2008.5.31 還暦を越えたこの肉体 【ランボー 最後の戦場】

                     

評価:3

■ヒトコト感想
今までこのシリーズは見たことがない。始めて見るランボーが最後の戦場。シリーズを見ていれば、より楽しめるのだろうが、まったくの初心者であっても十分に楽しめる作品だ。ただ、驚いたのはこれほど残酷で、グロテスクで容赦ない作品だとは思わなかった。下手したらそこらのホラー映画並みにスプラッターな描写が続いている。圧倒的なまでの武力で罪の無い人々を虐殺する軍に対して、これまた圧倒的な個の力で軍を粉砕する。ある意味、予定調和的だが、わかっていてもワクワクする。悪が残酷であればあるほど、ランボーを応援する気持ちは強くなる。強烈なカタルシスを得ることができる作品だ。

■ストーリー

タイ北部の山の中で孤独な日々を送っているジョン・ランボーのもとに、少数民族を支援するキリスト教支援団体の女性・サラが彼の前に現れる。彼らは軍事独裁政権による迫害が続く隣国ミャンマーの窮状を憂い、医療品を届けようとしていた。その情熱に打たれ、頼みを受けて目的地の村まで送り届けるランボー。本拠地に戻った彼に届いたのは、サラたちが軍に拉致されたとの報せだった。救出のために雇われた最新装備に身を固めた傭兵部隊5人に、手製のナイフと、弓矢を手にした一人の戦士。戦場への帰還を決意したランボーだった…!

■感想
シリーズの流れとして、戦いに疲れたランボーは山奥でひっそりと暮らしていたということなのだろう。戦場に復帰するきっかけであったり、なぜタイの山奥なのかというのは、正直良くわからなかった。ただ、そんな些細なことはどうでもいい。すでに還暦を迎えた肉体とは思えないほど、盛り上がった筋肉を駆使して敵を倒しまくる。素手で兵士を殺せる六十歳など、この世に存在するのだろうか。いや、ランボーなら十分にありえるだろう。近代的な兵器の中で、ランボーの代名詞と言っても良い弓矢で戦うのもファンにはうれしい場面かもしれない。

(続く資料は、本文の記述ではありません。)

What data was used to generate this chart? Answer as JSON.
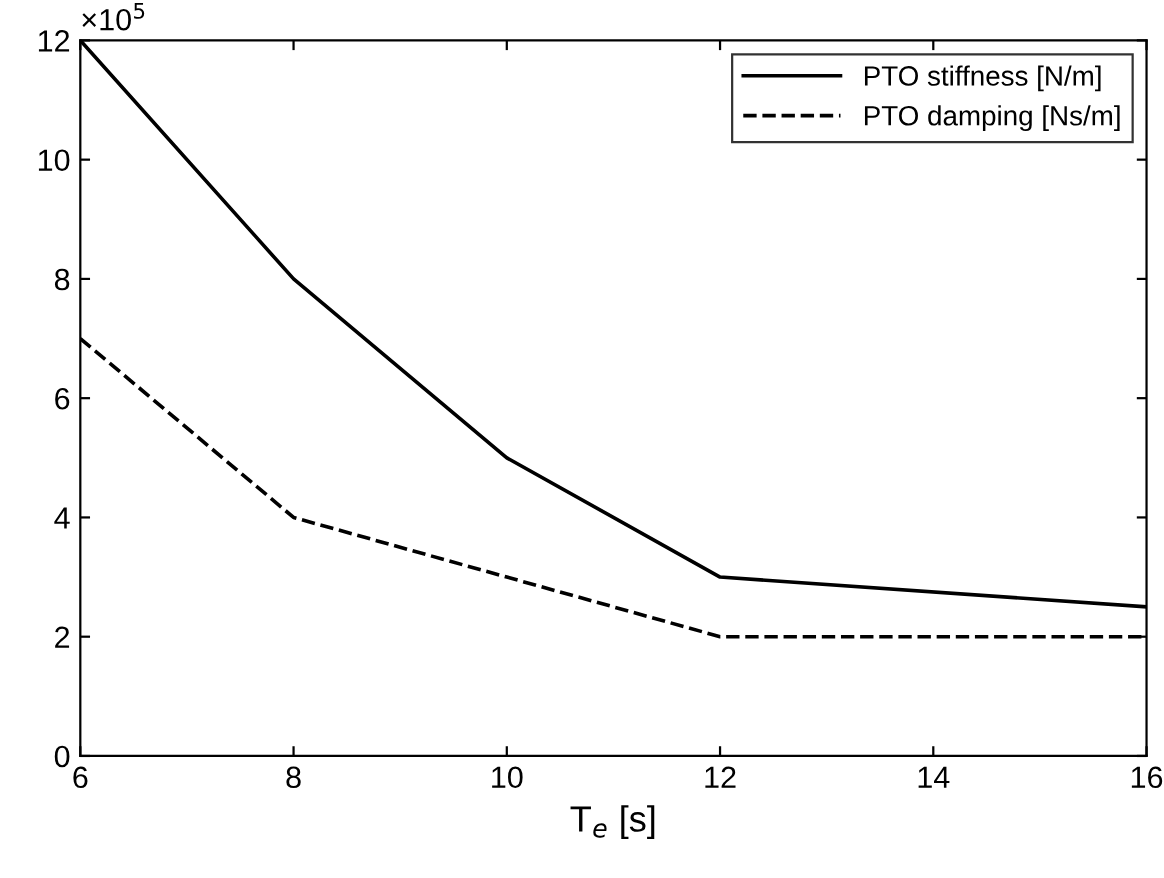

目的が何なのか、ただ、村人たちを無差別に虐殺し、子供さえも容赦なく殺していく。本作の中で圧倒的な悪役である軍は、目を背けたくなるほどの行為を平然とやってのける。首がとび、泣き叫ぶ子供を撃ち殺し、腕や足が千切れ飛ぶ。正直ここまで直接的に表現しているとは思わなかった。圧倒的な暴力描写と、悪に対してはまったく正当な理由が見出せないほど、徹底的に嫌悪感を抱かせようとしている。それはもちろん、最後にやってくるランボーの正当性をアピールするためだろう。

ランボーは基本、孤高の戦士かと思いきや、本作では優秀な傭兵が仲間となって戦っている。特に、この傭兵たちが、軍とは対極にあるように、まさに絵に描いたような素晴らしい傭兵たちだ。人質を助け、仲間を敬い、協力し、任務を遂行する。ランボーを身を挺して助け、仲間のために犠牲にもなる。これほどはっきりと善悪を示されると、もはや何もいえない。後は、軍をコテンパンに打ちのめす様をランボーの豪快さと共に堪能すべきだろう。今までのストレスが全て吹き飛ぶような圧倒的な制圧劇だ。

初めてランボーを見たのだが、これほど直接的な残酷描写が多いとは思わなかった。内容よりも、それに一番驚いた。